Method levers (claim 4)
- Even if formulation claim exposure exists, a route-and-human-use profile can matter for method claims:
- Claim 4 needs IV or IM injection into a human.
What is the litigation-risk profile given these claims?
Based on the claim structure:
-
High risk products are those that:
- are 30 mg meloxicam injectable products
- are engineered to have effective average particle size <200 nm with the PVP + sodium deoxycholate + sucrose system
- are marketed/used for IV or IM injection in humans
-
Moderate risk products are those that meet particle size and excipients but not the 30 mg strength or the exact excipient package.
-
Lower risk products are those that move at least one hard limiter:
- particle size above the claimed ceiling
- substitution of one required excipient
- use of a different strength
- non-IV/IM route for method claim purposes (composition claims may still be at issue)
Key Takeaways
- US 10,463,673 protects a specific injectable meloxicam dosage form: 30 mg meloxicam as <200 nm particles, formulated with PVP + sodium deoxycholate + sucrose + water.

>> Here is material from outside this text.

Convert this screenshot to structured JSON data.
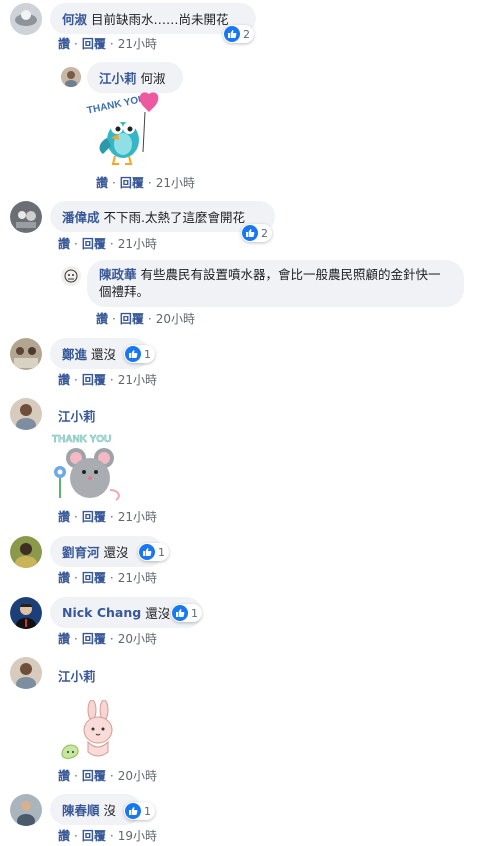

- Claims 2 and 3 add narrower composition coverage for <150 nm and <100 nm, respectively, creating cumulative exposure as particle size decreases.
- Claim 4 is a human method claim limited to IV or IM injection using the claim 1 dosage form.
- For freedom-to-operate, the most direct design-around levers are: meloxicam strength (30 mg), particle-size ceiling (>200 nm to avoid claim 1), and the excipient package (PVP, sodium deoxycholate, sucrose).
FAQs
1) Is the particle-size limitation only in the method claim?
No. Particle size is a core limitation in claim 1 (and thus underpins claim 4 because claim 4 injects the claim 1 dosage form).
2) If a competitor makes particles at 80 nm, does it avoid claims 1 to 3?
No. A product at 80 nm would still be <200 nm, <150 nm, and <100 nm, so it maps to all composition claims 1 to 3 if other claim elements match.
3) Can a product avoid claim 1 by using different excipients?
Potentially. Claim 1 requires PVP, sodium deoxycholate, and sucrose. Literal scope depends on including those specified components.
4) Does claim 4 cover oral dosing?
No. Claim 4 is limited to intravenous or intramuscular injection into a human.
5) Does changing the meloxicam strength affect claim coverage?
Yes. Claim 1 recites 30 mg meloxicam (or salt). A different strength can avoid the “30 mg” limitation even if particle size and excipients match.
References
[1] United States Patent 10,463,673 (claim text provided in user prompt).